To install from the root of your teraslice instance.
npm install terascope/teraslice_file_chunker
This processor is used to take an incoming arrary of data and split it into reasonably sized chunks for storage by another module. It was primarily intended for use with teraslice_hdfs_append
and can be used to write files to a single directory or with timeseries spread writes across directories by date.

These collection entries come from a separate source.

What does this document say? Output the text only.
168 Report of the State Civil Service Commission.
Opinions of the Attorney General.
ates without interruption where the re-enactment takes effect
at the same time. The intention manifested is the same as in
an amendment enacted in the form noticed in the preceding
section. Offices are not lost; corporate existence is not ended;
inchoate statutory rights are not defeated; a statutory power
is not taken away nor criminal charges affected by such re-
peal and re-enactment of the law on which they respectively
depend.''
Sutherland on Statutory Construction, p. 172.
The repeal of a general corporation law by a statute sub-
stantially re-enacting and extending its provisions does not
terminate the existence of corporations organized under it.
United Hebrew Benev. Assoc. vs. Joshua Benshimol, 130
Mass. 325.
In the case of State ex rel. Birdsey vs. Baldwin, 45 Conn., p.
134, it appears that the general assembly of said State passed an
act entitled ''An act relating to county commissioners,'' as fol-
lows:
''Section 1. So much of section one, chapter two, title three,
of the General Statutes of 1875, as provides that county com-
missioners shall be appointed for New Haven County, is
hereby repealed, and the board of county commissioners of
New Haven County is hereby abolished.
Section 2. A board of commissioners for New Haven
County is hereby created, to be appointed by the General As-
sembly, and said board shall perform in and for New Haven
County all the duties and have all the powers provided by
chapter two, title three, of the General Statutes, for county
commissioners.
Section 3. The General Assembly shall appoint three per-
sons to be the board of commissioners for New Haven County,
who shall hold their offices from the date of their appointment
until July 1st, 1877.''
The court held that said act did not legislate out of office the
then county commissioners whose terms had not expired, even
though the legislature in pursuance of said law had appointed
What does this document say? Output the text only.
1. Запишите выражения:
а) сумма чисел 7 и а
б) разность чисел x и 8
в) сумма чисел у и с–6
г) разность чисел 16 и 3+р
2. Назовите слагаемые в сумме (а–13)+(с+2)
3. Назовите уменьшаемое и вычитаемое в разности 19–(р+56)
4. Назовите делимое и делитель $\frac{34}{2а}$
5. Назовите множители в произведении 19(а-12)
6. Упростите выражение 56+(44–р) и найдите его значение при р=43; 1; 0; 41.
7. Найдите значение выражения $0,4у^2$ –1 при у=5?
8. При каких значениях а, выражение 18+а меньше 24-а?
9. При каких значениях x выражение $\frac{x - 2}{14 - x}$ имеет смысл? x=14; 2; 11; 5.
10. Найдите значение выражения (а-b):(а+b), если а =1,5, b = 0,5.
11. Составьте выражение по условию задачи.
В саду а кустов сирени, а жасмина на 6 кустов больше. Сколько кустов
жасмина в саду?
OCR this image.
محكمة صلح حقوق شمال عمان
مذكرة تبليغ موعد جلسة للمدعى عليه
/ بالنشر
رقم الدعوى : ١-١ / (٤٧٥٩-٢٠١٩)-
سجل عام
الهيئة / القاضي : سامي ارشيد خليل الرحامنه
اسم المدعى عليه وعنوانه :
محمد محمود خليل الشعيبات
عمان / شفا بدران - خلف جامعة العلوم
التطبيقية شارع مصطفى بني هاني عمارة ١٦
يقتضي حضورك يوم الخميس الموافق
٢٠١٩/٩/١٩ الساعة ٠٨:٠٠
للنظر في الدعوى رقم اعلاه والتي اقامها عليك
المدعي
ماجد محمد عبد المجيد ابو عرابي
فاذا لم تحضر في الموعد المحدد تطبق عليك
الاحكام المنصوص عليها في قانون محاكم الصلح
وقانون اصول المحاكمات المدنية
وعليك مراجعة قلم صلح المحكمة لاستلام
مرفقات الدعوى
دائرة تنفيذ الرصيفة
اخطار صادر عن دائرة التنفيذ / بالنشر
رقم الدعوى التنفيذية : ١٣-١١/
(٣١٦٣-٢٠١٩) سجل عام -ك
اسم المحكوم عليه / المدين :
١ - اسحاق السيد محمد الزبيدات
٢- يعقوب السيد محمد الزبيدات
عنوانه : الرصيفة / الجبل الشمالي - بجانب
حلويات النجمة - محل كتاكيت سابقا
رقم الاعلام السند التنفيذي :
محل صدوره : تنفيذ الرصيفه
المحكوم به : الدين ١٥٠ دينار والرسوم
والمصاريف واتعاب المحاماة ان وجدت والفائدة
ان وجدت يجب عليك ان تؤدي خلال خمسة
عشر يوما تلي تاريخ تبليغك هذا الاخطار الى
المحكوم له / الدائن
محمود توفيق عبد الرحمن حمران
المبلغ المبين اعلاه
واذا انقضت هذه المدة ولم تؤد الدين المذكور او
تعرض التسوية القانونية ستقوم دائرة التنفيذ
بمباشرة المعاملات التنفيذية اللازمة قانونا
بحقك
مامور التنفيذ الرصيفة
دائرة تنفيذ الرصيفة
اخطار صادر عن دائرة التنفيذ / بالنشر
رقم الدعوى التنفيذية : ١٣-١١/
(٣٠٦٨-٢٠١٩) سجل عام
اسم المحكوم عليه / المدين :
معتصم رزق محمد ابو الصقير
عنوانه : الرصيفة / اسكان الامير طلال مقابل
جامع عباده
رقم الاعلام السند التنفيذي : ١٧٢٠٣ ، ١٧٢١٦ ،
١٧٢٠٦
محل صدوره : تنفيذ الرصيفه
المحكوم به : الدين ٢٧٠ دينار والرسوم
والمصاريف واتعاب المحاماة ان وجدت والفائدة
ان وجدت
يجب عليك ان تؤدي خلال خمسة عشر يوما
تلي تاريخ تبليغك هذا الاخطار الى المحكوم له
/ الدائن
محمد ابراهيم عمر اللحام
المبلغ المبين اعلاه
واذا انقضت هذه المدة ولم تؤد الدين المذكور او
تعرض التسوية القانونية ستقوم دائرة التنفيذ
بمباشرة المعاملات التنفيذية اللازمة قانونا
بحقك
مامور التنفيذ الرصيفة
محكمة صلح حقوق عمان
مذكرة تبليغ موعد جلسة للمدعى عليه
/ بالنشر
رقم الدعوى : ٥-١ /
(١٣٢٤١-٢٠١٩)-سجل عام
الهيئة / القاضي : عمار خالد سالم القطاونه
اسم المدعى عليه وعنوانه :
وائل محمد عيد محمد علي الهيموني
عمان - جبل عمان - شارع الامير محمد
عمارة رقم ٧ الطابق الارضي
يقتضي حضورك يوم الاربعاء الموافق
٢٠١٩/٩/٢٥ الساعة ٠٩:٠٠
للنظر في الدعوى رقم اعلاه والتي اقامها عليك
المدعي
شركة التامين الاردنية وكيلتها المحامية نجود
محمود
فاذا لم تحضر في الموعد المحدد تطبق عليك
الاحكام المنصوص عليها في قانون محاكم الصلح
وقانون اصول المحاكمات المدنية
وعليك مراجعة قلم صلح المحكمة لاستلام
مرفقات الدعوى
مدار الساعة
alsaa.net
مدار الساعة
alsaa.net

An array of JSON format records.
The output of the processor is an array of records that map a chunk of data to a file. There may be multiple chunks going to the same file and there may be chunks going to many different files.
[
{
filename: '/path/to/file',
data: 'data records serialized and separated by newlines.'
}
]
Name | Description | Default | Required |
---|---|---|---|
timeseries | Set to an interval to have directories named using a date field from the data records. Options: ['daily', 'monthly', 'yearly', null] | N | |
date_field | Which field in each data record contains the date to use for timeseries. Only used if "timeseries" is also specified. | date | N |
directory | Path to use when generating the file name. | / | N |
filename | Filename to use. This is optional and is not recommended if the target is HDFS. If not specified a filename will be automatically chosen to reduce the occurence of concurrency issues when writing to HDFS. | N | |
chunk_size | Size of the data chunks. Specified in bytes. A new chunk will be created when this size is surpassed. | 50000 | N |
This just generates some random sample data and puts it into a directory in HDFS.
{
"name": "Data Generator",
"lifecycle": "persistent",
"workers": 1,
"operations": [
{
"_op": "elasticsearch_data_generator",
"size": 5000
},
{
"_op": "teraslice_file_chunker",
"timeseries": "monthly",
"date_field": "created",
"directory": "/test/directory"
},
{
"_op": "teraslice_hdfs_append"
}
]
}
Current implementation assumes incoming data is an array of JSON records so building the output data chunk consists of serializing the JSON and then joining records together with newlines.